O DUPLO VALOR DAS EUR0PEIAS
João de Almeida Santos

“S/Título”. JAS. 05-2024
DIGO-O DE IMEDIATO: as legislativas deixaram um quadro político algo confuso e frágil, com um partido a governar sem condições para exercer realmente o poder executivo (por mais aeroportos, pontes ou TGVs que anuncie), dando forma a uma efectiva separação de poderes, que tão maltratada tem sido no nosso país. Talvez seja por isso que, paradoxalmente, Luís Montenegro diz que está a gostar muito de ser primeiro-ministro – uma certa sensação de inebriante vertigem de quem sente ali ao lado a força gravitacional do precipício.
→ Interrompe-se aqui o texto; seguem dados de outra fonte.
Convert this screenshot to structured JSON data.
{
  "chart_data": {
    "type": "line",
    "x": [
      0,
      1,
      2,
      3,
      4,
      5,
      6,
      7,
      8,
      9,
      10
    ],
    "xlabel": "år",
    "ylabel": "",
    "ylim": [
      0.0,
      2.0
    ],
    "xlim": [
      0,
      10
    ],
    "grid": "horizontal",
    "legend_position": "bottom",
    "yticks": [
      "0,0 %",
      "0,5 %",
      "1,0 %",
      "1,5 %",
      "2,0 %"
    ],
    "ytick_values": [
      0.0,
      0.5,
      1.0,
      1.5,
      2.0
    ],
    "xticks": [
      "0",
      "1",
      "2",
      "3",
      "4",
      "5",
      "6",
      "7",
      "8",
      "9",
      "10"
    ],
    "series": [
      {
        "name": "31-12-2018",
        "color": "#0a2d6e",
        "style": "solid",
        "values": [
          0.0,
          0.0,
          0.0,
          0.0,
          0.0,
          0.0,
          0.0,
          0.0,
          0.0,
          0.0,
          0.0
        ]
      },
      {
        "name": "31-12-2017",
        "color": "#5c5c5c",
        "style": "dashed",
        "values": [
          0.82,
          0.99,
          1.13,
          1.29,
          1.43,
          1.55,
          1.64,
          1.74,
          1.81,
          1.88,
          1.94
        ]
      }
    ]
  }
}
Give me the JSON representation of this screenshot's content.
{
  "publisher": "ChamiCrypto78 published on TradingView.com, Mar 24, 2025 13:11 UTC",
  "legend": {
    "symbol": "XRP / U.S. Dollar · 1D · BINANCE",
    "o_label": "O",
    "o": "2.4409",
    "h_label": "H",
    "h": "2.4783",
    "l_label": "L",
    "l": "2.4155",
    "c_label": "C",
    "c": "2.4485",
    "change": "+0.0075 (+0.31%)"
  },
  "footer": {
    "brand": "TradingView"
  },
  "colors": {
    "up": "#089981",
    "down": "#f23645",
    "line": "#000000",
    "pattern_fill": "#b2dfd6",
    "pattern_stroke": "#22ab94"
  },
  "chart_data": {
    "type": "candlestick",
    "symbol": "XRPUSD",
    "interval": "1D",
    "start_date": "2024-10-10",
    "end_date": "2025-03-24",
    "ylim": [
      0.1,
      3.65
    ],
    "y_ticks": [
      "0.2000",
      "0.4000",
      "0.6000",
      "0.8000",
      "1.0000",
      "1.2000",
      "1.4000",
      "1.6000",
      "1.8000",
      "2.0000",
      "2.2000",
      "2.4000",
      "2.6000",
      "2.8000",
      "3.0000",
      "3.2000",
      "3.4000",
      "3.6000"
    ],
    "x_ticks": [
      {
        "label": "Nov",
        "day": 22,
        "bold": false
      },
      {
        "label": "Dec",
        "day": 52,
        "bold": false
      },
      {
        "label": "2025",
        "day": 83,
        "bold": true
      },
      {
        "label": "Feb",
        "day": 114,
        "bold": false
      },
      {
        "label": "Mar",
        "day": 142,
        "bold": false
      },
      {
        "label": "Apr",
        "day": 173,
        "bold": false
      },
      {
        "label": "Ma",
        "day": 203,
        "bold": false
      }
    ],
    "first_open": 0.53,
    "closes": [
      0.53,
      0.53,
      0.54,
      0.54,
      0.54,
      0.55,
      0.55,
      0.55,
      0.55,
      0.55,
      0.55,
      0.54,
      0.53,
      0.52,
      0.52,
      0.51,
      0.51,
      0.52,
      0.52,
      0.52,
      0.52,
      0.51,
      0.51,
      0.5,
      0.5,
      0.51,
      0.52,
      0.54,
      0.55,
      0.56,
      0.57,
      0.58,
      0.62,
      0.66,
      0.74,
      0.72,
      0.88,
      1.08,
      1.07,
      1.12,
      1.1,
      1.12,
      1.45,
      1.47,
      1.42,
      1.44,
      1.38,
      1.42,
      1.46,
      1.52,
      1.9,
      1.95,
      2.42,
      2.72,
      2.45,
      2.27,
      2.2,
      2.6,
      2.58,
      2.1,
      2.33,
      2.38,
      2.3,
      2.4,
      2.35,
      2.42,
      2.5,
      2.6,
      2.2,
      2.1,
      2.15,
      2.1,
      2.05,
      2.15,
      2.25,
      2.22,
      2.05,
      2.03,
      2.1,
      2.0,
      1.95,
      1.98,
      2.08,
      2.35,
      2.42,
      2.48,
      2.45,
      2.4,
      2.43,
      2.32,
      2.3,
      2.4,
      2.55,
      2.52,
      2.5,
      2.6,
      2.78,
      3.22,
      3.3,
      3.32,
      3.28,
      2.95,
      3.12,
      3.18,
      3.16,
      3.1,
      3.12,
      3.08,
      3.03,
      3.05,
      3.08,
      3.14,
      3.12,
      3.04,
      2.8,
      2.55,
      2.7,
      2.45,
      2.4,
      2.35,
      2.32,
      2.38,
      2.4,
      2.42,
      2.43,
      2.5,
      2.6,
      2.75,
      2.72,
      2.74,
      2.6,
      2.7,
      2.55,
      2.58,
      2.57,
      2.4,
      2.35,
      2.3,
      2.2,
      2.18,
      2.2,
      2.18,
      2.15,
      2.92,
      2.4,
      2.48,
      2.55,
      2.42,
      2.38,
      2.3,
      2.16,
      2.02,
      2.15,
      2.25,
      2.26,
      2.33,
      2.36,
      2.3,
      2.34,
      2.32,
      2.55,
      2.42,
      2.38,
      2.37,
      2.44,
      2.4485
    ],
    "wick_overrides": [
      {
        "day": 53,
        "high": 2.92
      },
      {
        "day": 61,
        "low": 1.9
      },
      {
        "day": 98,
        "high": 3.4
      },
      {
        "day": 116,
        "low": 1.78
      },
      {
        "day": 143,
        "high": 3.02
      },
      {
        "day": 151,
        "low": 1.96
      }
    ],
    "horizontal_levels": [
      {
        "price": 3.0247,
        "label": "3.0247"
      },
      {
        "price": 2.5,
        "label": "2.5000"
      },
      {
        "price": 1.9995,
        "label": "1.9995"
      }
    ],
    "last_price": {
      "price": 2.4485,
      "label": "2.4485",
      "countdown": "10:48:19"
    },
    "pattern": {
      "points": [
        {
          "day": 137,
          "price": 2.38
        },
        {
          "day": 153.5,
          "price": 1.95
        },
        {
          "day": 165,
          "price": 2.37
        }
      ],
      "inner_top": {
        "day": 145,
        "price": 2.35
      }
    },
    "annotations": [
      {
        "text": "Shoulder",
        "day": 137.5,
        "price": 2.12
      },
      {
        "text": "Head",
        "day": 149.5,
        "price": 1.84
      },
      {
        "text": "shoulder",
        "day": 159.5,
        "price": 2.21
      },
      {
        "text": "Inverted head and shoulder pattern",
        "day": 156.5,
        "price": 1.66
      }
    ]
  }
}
Há até quem já identifique, e com alguma razão, a governação através do conhecido conceito de governo de assembleia, baseando-se nas mais recentes medidas impostas pelo parlamento.
1.
Na verdade, não estamos perante a clássica geometria da relação binária entre maioria e minoria, mas sim perante três blocos políticos em geometria variável, onde o bloco que governa é somente o segundo em força parlamentar, a seguir ao bloco da esquerda, pois rejeita (veremos até quando) a mobilização política da ala mais à direita da geografia parlamentar. Está, pois, preso apenas por dois deputados (os do CDS), que, em boa verdade, para mais nada servem, ou serviram, do que para justificar a indigitação do líder da AD (isto é, do PSD) como primeiro-ministro. Em síntese, não se tratando de uma maioria absoluta, também não se trata sequer de uma maioria relativa. É, sim, uma absoluta minoria sem suficiente legitimidade para governar. Na verdade, quem governa é o partido que, não sendo o maior partido da Assembleia, recusa, mesmo assim, sistematicamente, assumir a necessária aliança com a direita radical, ou seja, com o CHEGA. É um facto comprovado que a formação do actual governo teve como condição implícita a impossibilidade de a esquerda de maioria relativa (em relação ao dito bloco do centro-direita) poder formar governo, por uma única razão: a declarada oposição do partido CHEGA e, claro, da AD. Ou seja, pela oposição de 138 deputados, num parlamento de 230. Mas a convergência acabou aí, como se está a ver. Não se verificou na eleição do PAR, no IRS, nas portagens. Viu-se agora, e mais uma vez, a convergência com o PS, no caso do novo aeroporto. E também já se percebeu que o CHEGA nunca aceitará fazer acordos ocultos, por baixo da mesa, com o PSD, por razões facilmente compreensíveis. Com a dimensão que tem, ele exigirá sempre público reconhecimento de eventuais acordos (de governo ou parlamentares) que venha a celebrar com o PSD. O que é natural: aspira a ser reconhecido como força política que pode legitimamente integrar o arco governativo. Alguém dizia, e com alguma razão, que, nestas condições, ou circunstâncias, o verdadeiro adversário do CHEGA já não é o PS, mas sim o PSD, porque a sua ambição é mesmo vir a superá-lo eleitoralmente, colocando-se, então sim, como efectiva alternativa de poder ao PS. Ventura terá sempre bem presente o que aconteceu em Itália com o partido Fratelli d’Italia. Disso não duvido.
2.
Nestas circunstâncias, o actual quadro político não pode gerar clareza em relação ao processo decisional. Vive-se num ambiente de grande mobilidade ou de aleatoriedade decisional. O que é reforçado ainda mais pela atitude de manifesta arrogância de um governo que não tem suporte nem legitimidade que bastem no quadro parlamentar. Mas talvez seja isso mesmo: uma certa vertigem inebriante devida à proximidade do precipício. O que acontece é que, no fim, o cidadão não fica em condições de poder imputar com clareza a responsabilidade pelo que, no fim dos complexos processos de decisão, acabará por acontecer nas matérias que forem sujeitas a intervenção parlamentar. E ao governo restar-lhe-á sempre a possibilidade de dizer, qual patinho feio, que não o deixam governar, colocando-se, assim, na posição de vítima para pedir compaixão eleitoral à cidadania em próximas eleições, transformando-se, então, num belo cisne.
3.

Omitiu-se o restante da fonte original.